The web page is located at:
- https://en.wikipedia.org/wiki/List_of_countries_by_GDP_(nominal)

In the end we will have a pandas data frame of GDPs for each country in 2017.

In [None]:
WP_URL = "https://en.wikipedia.org/wiki/List_of_countries_by_GDP_(nominal)"

# Fake the user agent so the web page thinks we access it as a regular human user
web_page = bs4.BeautifulSoup(requests.get(WP_URL, headers={
    "UserAgent": "Mozilla/5.0 (X11; Linux x86_64) AppleWebKit/537.36 (KHTML, like Gecko) Chrome/65.0.3325.183 Safari/537.36"
}).text, "lxml")

imf_table = web_page.find_all(name="table", attrs={"class": "wikitable"})[0]

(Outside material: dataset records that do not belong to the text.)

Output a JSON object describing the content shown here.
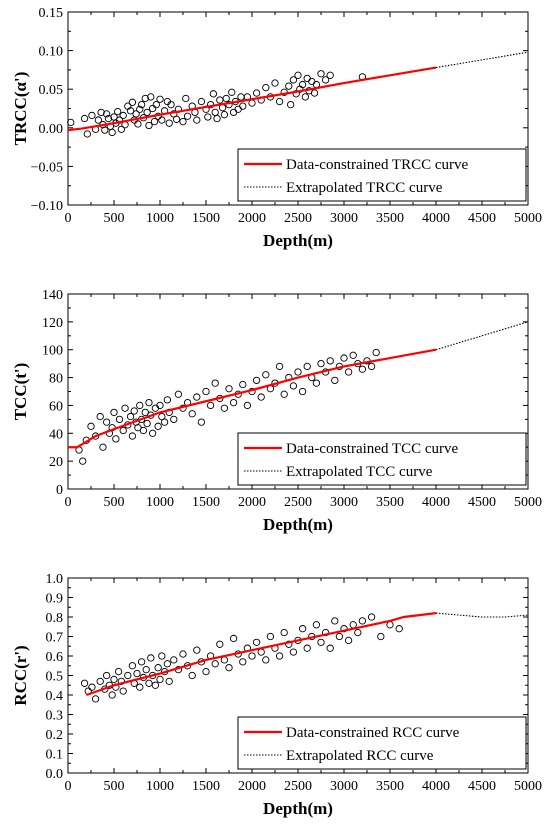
{
  "chart_data": [
    {
      "type": "scatter",
      "xlabel": "Depth(m)",
      "ylabel": "TRCC(α')",
      "xlim": [
        0,
        5000
      ],
      "ylim": [
        -0.1,
        0.15
      ],
      "x_ticks": [
        "0",
        "500",
        "1000",
        "1500",
        "2000",
        "2500",
        "3000",
        "3500",
        "4000",
        "4500",
        "5000"
      ],
      "y_ticks": [
        "−0.10",
        "−0.05",
        "0.00",
        "0.05",
        "0.10",
        "0.15"
      ],
      "grid": false,
      "legend_position": "bottom-right",
      "series": [
        {
          "name": "Data-constrained TRCC curve",
          "color": "#ff0000",
          "style": "solid",
          "x": [
            0,
            150,
            500,
            1000,
            1500,
            2000,
            2500,
            3000,
            3500,
            4000
          ],
          "y": [
            -0.003,
            -0.001,
            0.006,
            0.017,
            0.027,
            0.037,
            0.047,
            0.058,
            0.068,
            0.078
          ]
        },
        {
          "name": "Extrapolated TRCC curve",
          "color": "#000000",
          "style": "dotted",
          "x": [
            4000,
            4500,
            5000
          ],
          "y": [
            0.078,
            0.088,
            0.098
          ]
        },
        {
          "marker": "open-circle",
          "x": [
            30,
            180,
            210,
            260,
            300,
            330,
            360,
            380,
            400,
            420,
            440,
            460,
            480,
            500,
            520,
            540,
            560,
            580,
            600,
            620,
            650,
            680,
            700,
            720,
            740,
            760,
            780,
            800,
            820,
            840,
            860,
            880,
            900,
            920,
            940,
            960,
            980,
            1000,
            1020,
            1050,
            1080,
            1100,
            1120,
            1150,
            1180,
            1200,
            1250,
            1280,
            1300,
            1350,
            1380,
            1400,
            1450,
            1500,
            1520,
            1550,
            1580,
            1600,
            1620,
            1650,
            1680,
            1700,
            1720,
            1750,
            1780,
            1800,
            1820,
            1850,
            1880,
            1900,
            1950,
            2000,
            2050,
            2100,
            2150,
            2200,
            2250,
            2300,
            2350,
            2400,
            2420,
            2450,
            2480,
            2500,
            2520,
            2550,
            2580,
            2600,
            2620,
            2650,
            2680,
            2700,
            2750,
            2800,
            2850,
            3200
          ],
          "y": [
            0.007,
            0.012,
            -0.008,
            0.016,
            -0.002,
            0.01,
            0.02,
            0.004,
            -0.003,
            0.018,
            0.012,
            0.002,
            -0.006,
            0.014,
            0.006,
            0.021,
            0.01,
            -0.002,
            0.016,
            0.004,
            0.028,
            0.022,
            0.033,
            0.01,
            0.018,
            0.005,
            0.024,
            0.03,
            0.013,
            0.038,
            0.02,
            0.003,
            0.04,
            0.025,
            0.008,
            0.03,
            0.015,
            0.037,
            0.01,
            0.022,
            0.034,
            0.006,
            0.03,
            0.018,
            0.011,
            0.024,
            0.008,
            0.038,
            0.015,
            0.028,
            0.02,
            0.01,
            0.034,
            0.024,
            0.014,
            0.03,
            0.044,
            0.02,
            0.012,
            0.036,
            0.026,
            0.017,
            0.038,
            0.03,
            0.046,
            0.02,
            0.034,
            0.024,
            0.04,
            0.028,
            0.04,
            0.032,
            0.045,
            0.036,
            0.052,
            0.04,
            0.058,
            0.034,
            0.046,
            0.054,
            0.03,
            0.062,
            0.044,
            0.068,
            0.05,
            0.056,
            0.04,
            0.064,
            0.048,
            0.06,
            0.045,
            0.056,
            0.07,
            0.062,
            0.068,
            0.066
          ]
        }
      ]
    },
    {
      "type": "scatter",
      "xlabel": "Depth(m)",
      "ylabel": "TCC(t')",
      "xlim": [
        0,
        5000
      ],
      "ylim": [
        0,
        140
      ],
      "x_ticks": [
        "0",
        "500",
        "1000",
        "1500",
        "2000",
        "2500",
        "3000",
        "3500",
        "4000",
        "4500",
        "5000"
      ],
      "y_ticks": [
        "0",
        "20",
        "40",
        "60",
        "80",
        "100",
        "120",
        "140"
      ],
      "grid": false,
      "legend_position": "bottom-right",
      "series": [
        {
          "name": "Data-constrained TCC curve",
          "color": "#ff0000",
          "style": "solid",
          "x": [
            0,
            100,
            200,
            300,
            500,
            750,
            1000,
            1500,
            2000,
            2500,
            3000,
            3500,
            4000
          ],
          "y": [
            30,
            30,
            34,
            38,
            43,
            49,
            55,
            63,
            71,
            80,
            88,
            94,
            100
          ]
        },
        {
          "name": "Extrapolated TCC curve",
          "color": "#000000",
          "style": "dotted",
          "x": [
            4000,
            4500,
            5000
          ],
          "y": [
            100,
            110,
            120
          ]
        },
        {
          "marker": "open-circle",
          "x": [
            120,
            160,
            200,
            250,
            300,
            350,
            380,
            420,
            450,
            480,
            500,
            520,
            560,
            600,
            620,
            650,
            680,
            700,
            720,
            740,
            760,
            780,
            800,
            820,
            840,
            860,
            880,
            900,
            920,
            950,
            980,
            1000,
            1020,
            1050,
            1080,
            1100,
            1150,
            1200,
            1250,
            1300,
            1350,
            1400,
            1450,
            1500,
            1550,
            1600,
            1650,
            1700,
            1750,
            1800,
            1850,
            1900,
            1950,
            2000,
            2050,
            2100,
            2150,
            2200,
            2250,
            2300,
            2350,
            2400,
            2450,
            2500,
            2550,
            2600,
            2650,
            2700,
            2750,
            2800,
            2850,
            2900,
            2950,
            3000,
            3050,
            3100,
            3150,
            3200,
            3250,
            3300,
            3350
          ],
          "y": [
            28,
            20,
            35,
            45,
            38,
            52,
            30,
            48,
            40,
            44,
            55,
            36,
            50,
            42,
            58,
            46,
            52,
            38,
            56,
            48,
            44,
            60,
            50,
            42,
            55,
            47,
            62,
            53,
            40,
            58,
            45,
            60,
            52,
            48,
            64,
            55,
            50,
            68,
            58,
            62,
            54,
            66,
            48,
            70,
            60,
            76,
            65,
            58,
            72,
            62,
            68,
            75,
            60,
            70,
            78,
            66,
            82,
            72,
            76,
            88,
            68,
            80,
            74,
            84,
            70,
            88,
            80,
            76,
            90,
            84,
            92,
            78,
            88,
            94,
            84,
            96,
            90,
            86,
            92,
            88,
            98
          ]
        }
      ]
    },
    {
      "type": "scatter",
      "xlabel": "Depth(m)",
      "ylabel": "RCC(r')",
      "xlim": [
        0,
        5000
      ],
      "ylim": [
        0.0,
        1.0
      ],
      "x_ticks": [
        "0",
        "500",
        "1000",
        "1500",
        "2000",
        "2500",
        "3000",
        "3500",
        "4000",
        "4500",
        "5000"
      ],
      "y_ticks": [
        "0.0",
        "0.1",
        "0.2",
        "0.3",
        "0.4",
        "0.5",
        "0.6",
        "0.7",
        "0.8",
        "0.9",
        "1.0"
      ],
      "grid": false,
      "legend_position": "bottom-right",
      "series": [
        {
          "name": "Data-constrained RCC curve",
          "color": "#ff0000",
          "style": "solid",
          "x": [
            200,
            500,
            1000,
            1500,
            2000,
            2500,
            3000,
            3500,
            3650,
            4000
          ],
          "y": [
            0.4,
            0.45,
            0.51,
            0.58,
            0.63,
            0.68,
            0.73,
            0.78,
            0.8,
            0.82
          ]
        },
        {
          "name": "Extrapolated RCC curve",
          "color": "#000000",
          "style": "dotted",
          "x": [
            4000,
            4250,
            4500,
            4750,
            5000
          ],
          "y": [
            0.82,
            0.81,
            0.8,
            0.8,
            0.81
          ]
        },
        {
          "marker": "open-circle",
          "x": [
            180,
            220,
            260,
            300,
            350,
            400,
            420,
            450,
            480,
            500,
            520,
            550,
            580,
            600,
            650,
            700,
            720,
            750,
            780,
            800,
            820,
            850,
            880,
            900,
            920,
            950,
            980,
            1000,
            1020,
            1050,
            1080,
            1100,
            1150,
            1200,
            1250,
            1300,
            1350,
            1400,
            1450,
            1500,
            1550,
            1600,
            1650,
            1700,
            1750,
            1800,
            1850,
            1900,
            1950,
            2000,
            2050,
            2100,
            2150,
            2200,
            2250,
            2300,
            2350,
            2400,
            2450,
            2500,
            2550,
            2600,
            2650,
            2700,
            2750,
            2800,
            2850,
            2900,
            2950,
            3000,
            3050,
            3100,
            3150,
            3200,
            3300,
            3400,
            3500,
            3600
          ],
          "y": [
            0.46,
            0.42,
            0.44,
            0.38,
            0.47,
            0.43,
            0.5,
            0.45,
            0.4,
            0.48,
            0.44,
            0.52,
            0.47,
            0.42,
            0.5,
            0.55,
            0.46,
            0.51,
            0.44,
            0.57,
            0.49,
            0.53,
            0.46,
            0.59,
            0.5,
            0.45,
            0.54,
            0.48,
            0.6,
            0.52,
            0.56,
            0.47,
            0.58,
            0.53,
            0.61,
            0.55,
            0.5,
            0.63,
            0.57,
            0.52,
            0.6,
            0.56,
            0.66,
            0.58,
            0.54,
            0.69,
            0.61,
            0.57,
            0.64,
            0.6,
            0.67,
            0.62,
            0.58,
            0.7,
            0.64,
            0.6,
            0.72,
            0.66,
            0.62,
            0.68,
            0.74,
            0.64,
            0.7,
            0.76,
            0.67,
            0.72,
            0.64,
            0.78,
            0.7,
            0.74,
            0.68,
            0.76,
            0.72,
            0.78,
            0.8,
            0.7,
            0.76,
            0.74
          ]
        }
      ]
    }
  ]
}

# Get the column names of our dataframe. 
# `children` is an iterator and to index it we must first convert it to a list.
columns = list(imf_table.tbody.children)[0]
columns = [elem.text.strip("\n ") 
           for elem in columns 
           if type(elem) != bs4.NavigableString]

rows = []

for i, row in enumerate(imf_table.tbody.find_all("tr")):
    # Skip the header
    if i <= 1 or type(row) == bs4.NavigableString:
        continue

    tds = row.find_all("td")
    
    rank         = tds[0].text
    country_name = tds[1].text
    gdp          = tds[2].text
    
    rows.append((rank, country_name, gdp))
    
data_frame = pd.DataFrame(rows, columns=columns)

data_frame.head()

Unnamed: 0,Rank,Country,GDP(US$MM)
0,1,United States,"19,390,600\n"
1,—,European Union[n 1][19],"17,308,862\n"
2,2,China[n 2],"12,014,610\n"
3,3,Japan,"4,872,135\n"
4,4,Germany,"3,684,816\n"


Our data frame is full of unclean data and all are of type object.

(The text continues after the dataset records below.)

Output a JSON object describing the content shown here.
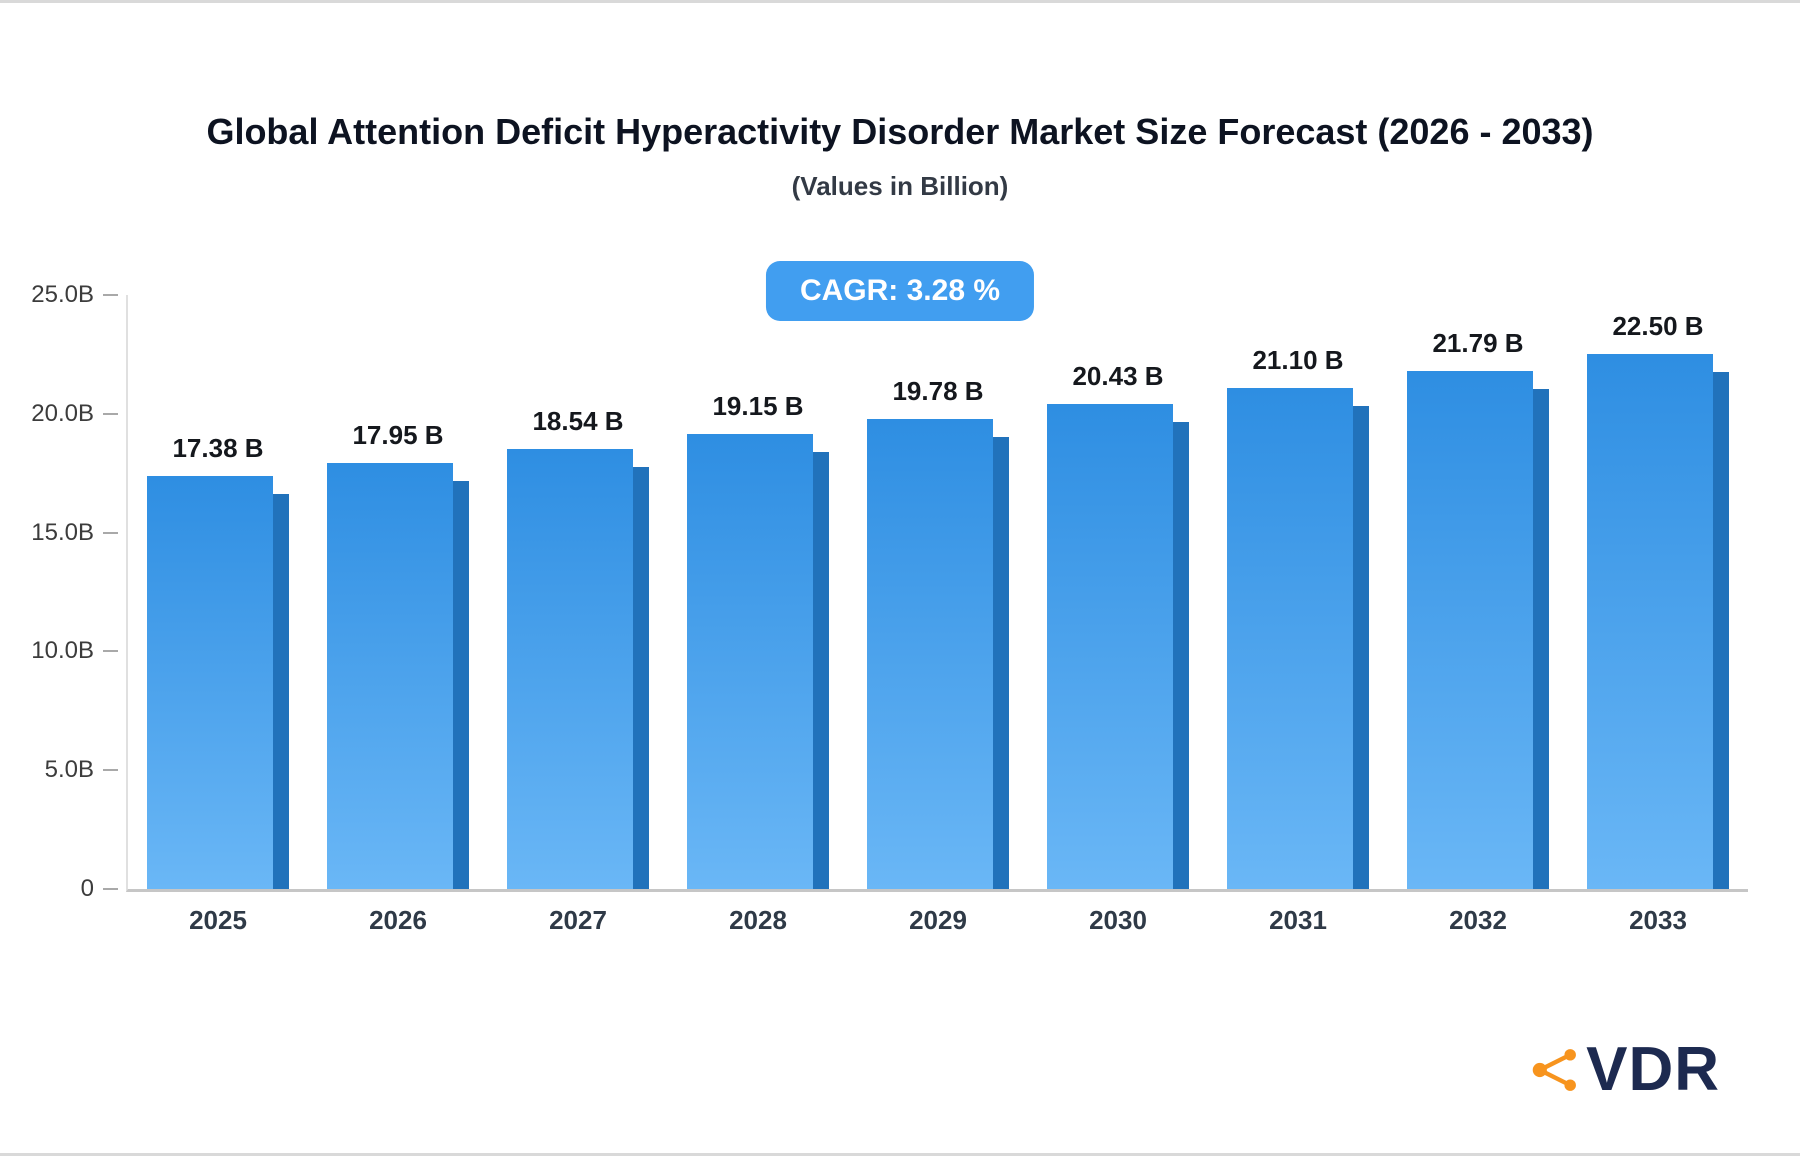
{
  "header": {
    "title": "Global Attention Deficit Hyperactivity Disorder Market Size Forecast (2026 - 2033)",
    "subtitle": "(Values in Billion)"
  },
  "cagr": {
    "label": "CAGR: 3.28 %",
    "bg": "#419EF0",
    "text_color": "#FFFFFF"
  },
  "chart_data": {
    "type": "bar",
    "title": "Global Attention Deficit Hyperactivity Disorder Market Size Forecast (2026 - 2033)",
    "subtitle": "(Values in Billion)",
    "categories": [
      "2025",
      "2026",
      "2027",
      "2028",
      "2029",
      "2030",
      "2031",
      "2032",
      "2033"
    ],
    "values": [
      17.38,
      17.95,
      18.54,
      19.15,
      19.78,
      20.43,
      21.1,
      21.79,
      22.5
    ],
    "value_labels": [
      "17.38 B",
      "17.95 B",
      "18.54 B",
      "19.15 B",
      "19.78 B",
      "20.43 B",
      "21.10 B",
      "21.79 B",
      "22.50 B"
    ],
    "xlabel": "",
    "ylabel": "",
    "ylim": [
      0,
      25
    ],
    "ytick_labels": [
      "0",
      "5.0B",
      "10.0B",
      "15.0B",
      "20.0B",
      "25.0B"
    ],
    "grid": false,
    "legend": false,
    "annotation": "CAGR: 3.28 %",
    "bar_colors": {
      "front_top": "#2E8EE2",
      "front_bottom": "#6AB7F6",
      "side": "#2172BB"
    }
  },
  "logo": {
    "text": "VDR",
    "icon": "share-network-icon",
    "icon_color": "#F7941E",
    "text_color": "#1D2A50"
  }
}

Our next step is to clean our data.

In [None]:
import re

def clean_country(c):
    try:
        return re.findall(pattern="(.+)\[.+", string=c)[0].strip("\xa0")
    except:
        return c
    
# One call removes one set of brackets [] so two calls to fix EU if EU is fixable...
data_frame.Country = data_frame.Country.apply(clean_country)
data_frame.Country = data_frame.Country.apply(clean_country)
                    
data_frame.rename({"GDP(US$MM)": "GDP"}, inplace=True, axis=1)
data_frame.GDP = data_frame.GDP.apply(lambda gdp: gdp.replace("\n", "").replace(",", ""))

# Fix 77,460/Na for Syria
data_frame.GDP.replace("77460/Na", "77460", inplace=True)

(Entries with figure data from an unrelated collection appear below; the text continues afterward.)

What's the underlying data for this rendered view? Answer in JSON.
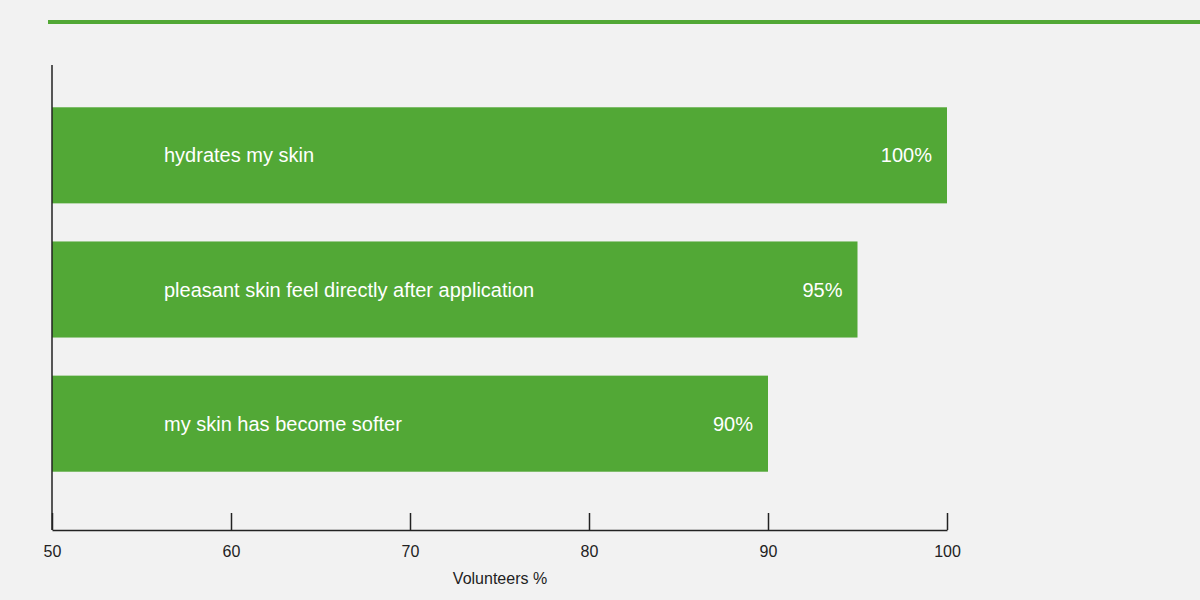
{
  "chart_data": {
    "type": "bar",
    "orientation": "horizontal",
    "categories": [
      "hydrates my skin",
      "pleasant skin feel directly after application",
      "my skin has become softer"
    ],
    "values": [
      100,
      95,
      90
    ],
    "value_labels": [
      "100%",
      "95%",
      "90%"
    ],
    "data_labels": true,
    "color": "#52a836",
    "xlim": [
      50,
      100
    ],
    "xticks": [
      50,
      60,
      70,
      80,
      90,
      100
    ],
    "xlabel": "Volunteers %",
    "tick_labels": "x"
  }
}
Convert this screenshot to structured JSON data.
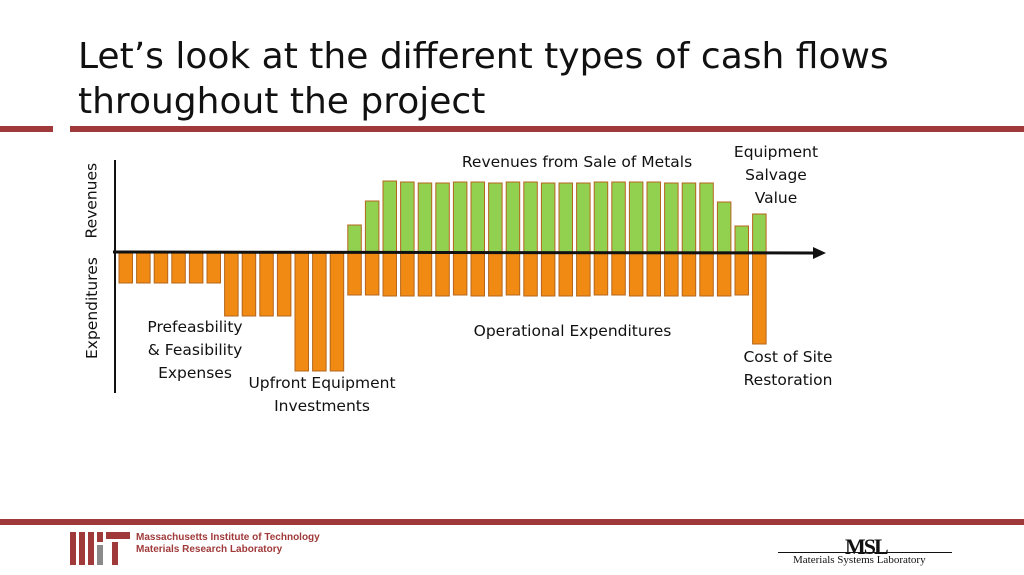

data_frame.GDP = data_frame.GDP.astype(np.float64)

In [None]:
data_frame.info()

<class 'pandas.core.frame.DataFrame'>
RangeIndex: 193 entries, 0 to 192
Data columns (total 3 columns):
Rank       193 non-null object
Country    193 non-null object
GDP        193 non-null float64
dtypes: float64(1), object(2)
memory usage: 4.6+ KB


In [None]:
data_frame.head()

Unnamed: 0,Rank,Country,GDP
0,1,United States,19390600.0
1,—,European Union,17308862.0
2,2,China,12014610.0
3,3,Japan,4872135.0
4,4,Germany,3684816.0


## Your very own scrapper

Pick a website of your choice and scrap the data into a pandas dataframe and clean it afterwards.